THE Accident Investigation Commission (AIC) of the Transport Department is looking into Monday’s incident in which a Twin Otter aircraft, on a commercial run for Airlines PNG, could not take off and crashed into a nearby garden at the Kikori airstrip, Gulf province.
Passengers on board escaped unhurt, but as a normal procedure, the AIC was informed and will conduct an investigation into it.
Aviation Safety Management chief executive officer Wilson Sagati confirmed this.
Mr Sagati did not reveal any other information nor any preliminary findings based on the pilot’s report and said the matter was now with the AIC.
Attempts to contact Transport Secretary Henry Parakei and Minister Don Polye for updates were in vain as telephone calls were not answered and emails were not replied to.
Airlines PNG also refused to comment saying the matter was with the appropriate authorities to comment on.
An industry source  said the AIC must ensure full investigation is conducted and the report disclosed.
“This near-miss at Kikori reinforces the need for the AIC to investigate promptly and find out the root causes in order to find ways to improve airline safety,” he said.
He raised this concern as no word had come about regarding last December’s tragedy in Morobe where a family of six was killed after a Cessna owned by Kiunga Aviation crashed into the mountains of Boana.
He also said a final report was yet to be released on the ill-fated Airlines PNG Twin Otter flight that crashed into the mountains of Kokoda in Oro province last Aug 11, killing 13.

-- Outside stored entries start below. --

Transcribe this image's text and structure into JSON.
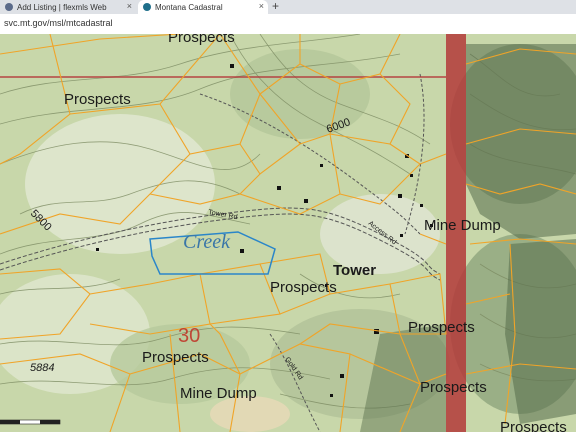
{
  "browser": {
    "tabs": [
      {
        "label": "Add Listing | flexmls Web",
        "active": false,
        "favicon_color": "#5b6b8a"
      },
      {
        "label": "Montana Cadastral",
        "active": true,
        "favicon_color": "#1f6f8b"
      }
    ],
    "new_tab_symbol": "+",
    "close_symbol": "×",
    "url": "svc.mt.gov/msl/mtcadastral"
  },
  "map": {
    "labels": {
      "prospects_1": "Prospects",
      "prospects_2": "Prospects",
      "prospects_3": "Prospects",
      "prospects_4": "Prospects",
      "prospects_5": "Prospects",
      "prospects_6": "Prospects",
      "prospects_7": "Prospects",
      "mine_dump_1": "Mine Dump",
      "mine_dump_2": "Mine Dump",
      "tower": "Tower",
      "creek": "Creek",
      "road_tower": "Tower Rd",
      "road_access": "Access Rd",
      "road_gold": "Gold Rd",
      "elev_6000": "6000",
      "elev_5800": "5800",
      "elev_5884": "5884",
      "section_30": "30"
    },
    "colors": {
      "terrain": "#c6d6a8",
      "parcel_line": "#f0a428",
      "selected_parcel": "#2a86c9",
      "boundary_band": "#b33a3a"
    }
  }
}
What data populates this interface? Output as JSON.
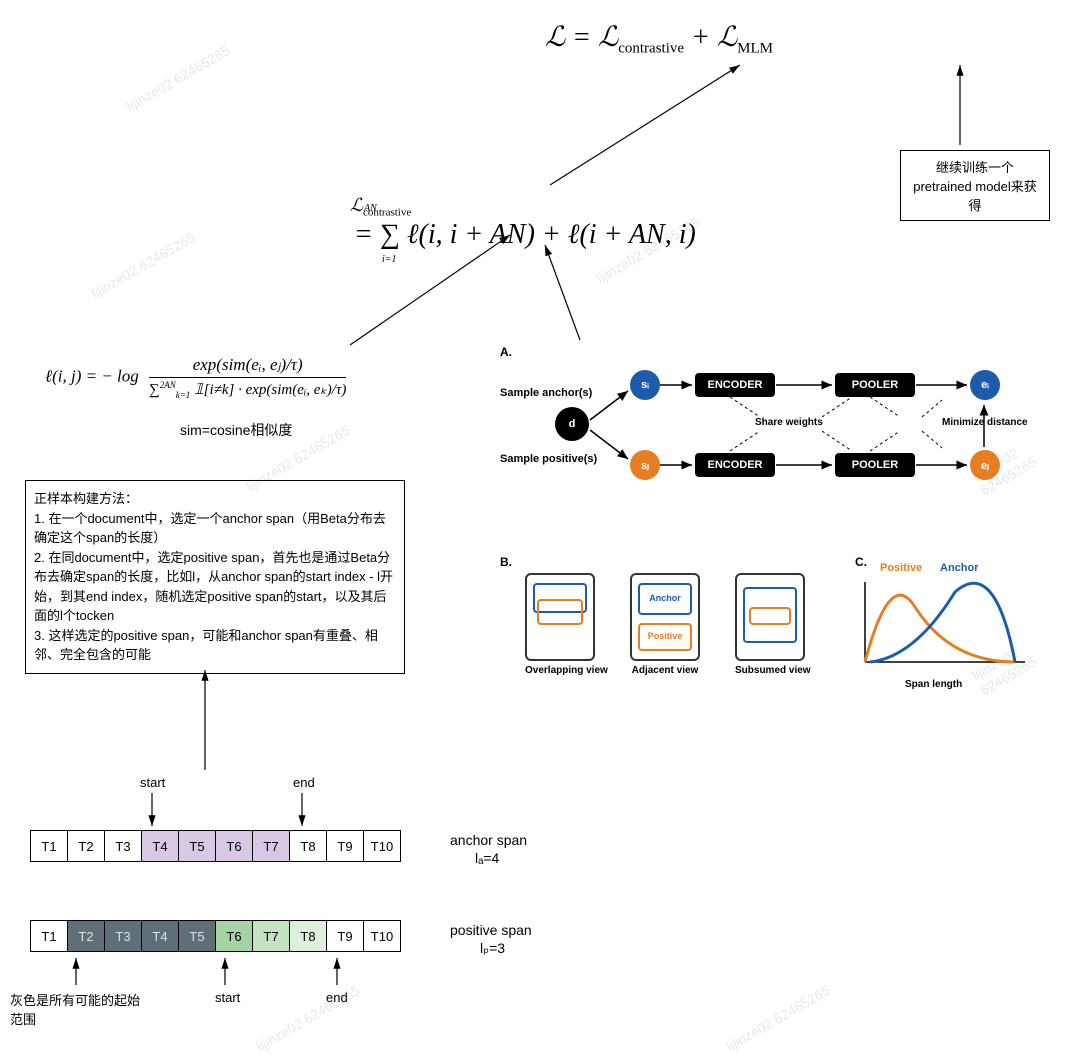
{
  "watermark": "lijinze02\n62465265",
  "equations": {
    "main_left": "ℒ = ℒ",
    "main_sub1": "contrastive",
    "main_plus": " + ℒ",
    "main_sub2": "MLM",
    "contrastive_lhs": "ℒ",
    "contrastive_sub": "contrastive",
    "contrastive_rhs_top": "AN",
    "contrastive_rhs_body": " = ∑ ℓ(i, i + AN) + ℓ(i + AN, i)",
    "contrastive_rhs_bot": "i=1",
    "loss_lhs": "ℓ(i, j) = − log",
    "loss_num": "exp(sim(eᵢ, eⱼ)/τ)",
    "loss_den_pre": "∑",
    "loss_den_sup": "2AN",
    "loss_den_sub": "k=1",
    "loss_den_body": " 𝟙[i≠k] · exp(sim(eᵢ, eₖ)/τ)",
    "sim_note": "sim=cosine相似度"
  },
  "mlm_box": "继续训练一个pretrained model来获得",
  "positive_box_title": "正样本构建方法：",
  "positive_box_items": [
    "1. 在一个document中，选定一个anchor span（用Beta分布去确定这个span的长度）",
    "2. 在同document中，选定positive span，首先也是通过Beta分布去确定span的长度，比如l，从anchor span的start index - l开始，到其end index，随机选定positive span的start，以及其后面的l个tocken",
    "3. 这样选定的positive span，可能和anchor span有重叠、相邻、完全包含的可能"
  ],
  "tokens_row1": [
    "T1",
    "T2",
    "T3",
    "T4",
    "T5",
    "T6",
    "T7",
    "T8",
    "T9",
    "T10"
  ],
  "tokens_row2": [
    "T1",
    "T2",
    "T3",
    "T4",
    "T5",
    "T6",
    "T7",
    "T8",
    "T9",
    "T10"
  ],
  "labels": {
    "start": "start",
    "end": "end",
    "anchor_span": "anchor span",
    "anchor_la": "lₐ=4",
    "positive_span": "positive span",
    "positive_lp": "lₚ=3",
    "grey_note": "灰色是所有可能的起始范围"
  },
  "diagram_a": {
    "title": "A.",
    "sample_anchor": "Sample anchor(s)",
    "sample_positive": "Sample positive(s)",
    "d": "d",
    "si": "sᵢ",
    "sj": "sⱼ",
    "ei": "eᵢ",
    "ej": "eⱼ",
    "encoder": "ENCODER",
    "pooler": "POOLER",
    "share": "Share weights",
    "minimize": "Minimize distance"
  },
  "diagram_b": {
    "title": "B.",
    "overlapping": "Overlapping view",
    "adjacent": "Adjacent view",
    "subsumed": "Subsumed view",
    "anchor": "Anchor",
    "positive": "Positive"
  },
  "diagram_c": {
    "title": "C.",
    "span_length": "Span length",
    "positive_label": "Positive",
    "anchor_label": "Anchor"
  }
}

“Aviation safety and any improvement can only be achieved meaningfully from the findings of the investigations … how long will it take before we get answers?” the source asked.
The AIC  was set up in 2008 to probe aircraft accidents and crashes and make recommendations for improvements on air safety.
Mr Polye had said then that there were more than 10 air accident reports that needed to be investigated by the new body.
Since then, although much has been said and money pumped into the investigations, no firm report has surfaced, especially from the recent tragedies.
“Unless results come from the investigations, air safety in PNG will remain stagnant and there will be no improvement done,” the source said.